Em 2008 tive o prazer de conhecer esse belo país chamado África do Sul. Achei-o em muitos aspectos parecido com nosso Brasil. A começar pela receptividade do povo. É natural que numa cultura diferente da nossa fiquemos mais atentos a nuances que possam diferenciá-la, contrastar ou se assemelhar com o que estamos acostumados. Pude viver algumas situações que espelharam marcas de um passado recente, um fantasma que ainda ronda a sociedade sul-africana. Relatá-las agora é bastante oportuno para ilustrar como estava o país 14 anos depois das eleições vencidas pelo partido Congresso Nacional, que elegeu Mandela presidente.
- Jefreys Bay: Na praia internacionalmente conhecida pelos surfistas, com casas sem muro com nítida influência europeia, uma cena chamou nossa atenção. Um grupo pessoas trabalhava reparando o calçamento da bela rua. Eram três negros e um branco. O branco dava as ordens.
- Van: Na Cidade do Cabo, considerada uma das oito mais belas do mundo, quase não se usava (em 2008) ônibus urbanos. O trânsito de vans era responsável por boa parte do transporte público, pelo menos no centro da cidade. Eu e uma colega entramos numa dessas vans, com apenas dois lugares vagos. Eu fiquei indeciso se no fundo da van havia lugar para mim, mas acabei me dirigindo pra lá e sentei-me ente duas senhoras negras. Entre eles é muito comum se falar em africâner, inglês ou português, fruto das colonizações que influenciaram sua cultura. Sem saber que eu era brasileiro, uma das senhoras, tendo percebido minha indecisão comentou assim com a outra: -“Ele não quer sentar perto de nós. Tem medo de se contaminar!”. Sorri, e com o máximo possível de educação respondi, em bom português também, que eu era brasileiro e que aqui não pensávamos dessa forma.

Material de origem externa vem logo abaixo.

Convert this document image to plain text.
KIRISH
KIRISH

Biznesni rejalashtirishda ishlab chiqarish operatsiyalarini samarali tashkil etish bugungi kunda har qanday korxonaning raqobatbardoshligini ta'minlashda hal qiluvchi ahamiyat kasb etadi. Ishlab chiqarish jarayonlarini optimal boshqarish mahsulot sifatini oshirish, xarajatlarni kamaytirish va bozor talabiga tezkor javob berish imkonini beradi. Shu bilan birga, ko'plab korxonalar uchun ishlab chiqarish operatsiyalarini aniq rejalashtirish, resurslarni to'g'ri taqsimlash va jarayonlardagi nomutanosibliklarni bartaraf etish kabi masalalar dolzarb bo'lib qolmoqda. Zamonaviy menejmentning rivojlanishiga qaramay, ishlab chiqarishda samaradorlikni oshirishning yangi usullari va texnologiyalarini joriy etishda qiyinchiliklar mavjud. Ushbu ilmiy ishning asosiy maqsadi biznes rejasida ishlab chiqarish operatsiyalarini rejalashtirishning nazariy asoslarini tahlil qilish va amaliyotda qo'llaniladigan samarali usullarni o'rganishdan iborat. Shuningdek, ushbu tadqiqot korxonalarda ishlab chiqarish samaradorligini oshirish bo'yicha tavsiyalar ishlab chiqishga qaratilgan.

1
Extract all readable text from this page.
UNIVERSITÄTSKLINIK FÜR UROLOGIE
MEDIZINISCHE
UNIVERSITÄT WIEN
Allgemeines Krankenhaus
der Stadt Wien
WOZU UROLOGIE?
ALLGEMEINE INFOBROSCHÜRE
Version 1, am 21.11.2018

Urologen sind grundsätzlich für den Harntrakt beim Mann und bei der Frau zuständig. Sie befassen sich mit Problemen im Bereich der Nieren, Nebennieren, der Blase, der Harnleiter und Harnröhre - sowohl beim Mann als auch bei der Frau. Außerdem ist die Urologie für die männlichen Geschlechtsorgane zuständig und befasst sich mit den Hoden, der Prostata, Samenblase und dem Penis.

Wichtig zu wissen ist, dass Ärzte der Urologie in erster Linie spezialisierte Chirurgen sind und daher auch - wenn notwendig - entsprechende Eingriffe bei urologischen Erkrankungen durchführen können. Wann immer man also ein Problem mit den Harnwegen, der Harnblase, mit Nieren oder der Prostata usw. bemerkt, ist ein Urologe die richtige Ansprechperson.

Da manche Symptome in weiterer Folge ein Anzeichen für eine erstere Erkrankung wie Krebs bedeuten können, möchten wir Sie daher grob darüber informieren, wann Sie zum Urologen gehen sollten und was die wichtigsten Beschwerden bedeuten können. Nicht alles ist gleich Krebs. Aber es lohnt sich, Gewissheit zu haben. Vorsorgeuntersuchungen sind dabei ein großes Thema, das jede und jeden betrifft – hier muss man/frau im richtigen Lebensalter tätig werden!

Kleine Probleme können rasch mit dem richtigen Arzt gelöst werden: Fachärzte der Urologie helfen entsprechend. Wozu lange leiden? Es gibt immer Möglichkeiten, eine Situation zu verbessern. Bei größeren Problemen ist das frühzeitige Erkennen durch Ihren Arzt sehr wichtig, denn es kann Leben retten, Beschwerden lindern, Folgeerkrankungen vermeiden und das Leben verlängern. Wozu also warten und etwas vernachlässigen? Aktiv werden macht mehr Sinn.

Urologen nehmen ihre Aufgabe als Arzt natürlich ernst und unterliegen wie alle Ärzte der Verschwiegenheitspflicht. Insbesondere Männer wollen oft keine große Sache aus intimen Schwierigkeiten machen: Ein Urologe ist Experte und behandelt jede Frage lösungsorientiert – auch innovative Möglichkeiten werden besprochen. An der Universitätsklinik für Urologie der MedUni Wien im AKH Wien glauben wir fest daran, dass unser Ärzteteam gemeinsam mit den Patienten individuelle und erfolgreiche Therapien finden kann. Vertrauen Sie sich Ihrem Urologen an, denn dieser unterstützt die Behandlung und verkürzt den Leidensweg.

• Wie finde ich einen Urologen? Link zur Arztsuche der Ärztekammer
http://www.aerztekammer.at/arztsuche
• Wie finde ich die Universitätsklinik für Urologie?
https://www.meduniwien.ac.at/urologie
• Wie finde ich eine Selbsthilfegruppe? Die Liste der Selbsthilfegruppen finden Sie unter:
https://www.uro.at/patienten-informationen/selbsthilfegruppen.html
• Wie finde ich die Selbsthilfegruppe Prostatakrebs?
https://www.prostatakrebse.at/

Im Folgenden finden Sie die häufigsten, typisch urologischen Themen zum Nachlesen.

- Boate Tiger Tiger: A Cidade do Cabo é multicultural, fruto do intenso fluxo de turistas do mundo inteiro. Certa noite eu e mais três brasileiros decidimos conhecer a balada mais famosa da cidade, a Tiger, Tiger (“táiga, táiga”). Fomos orientados a não responder à provocações, pois um dos amigos era negro e naquela boate, elitista para os padrões sul-africanos, poderia não ser bem vindo. Nenhum de nós hesitou um segundo. Fomos mesmo assim, é claro, e nada aconteceu de anormal. Mas gerou desconforto e espanto pensar que um amigo fosse desrespeitado dessa maneira numa das cidades mais cosmopolitas do país.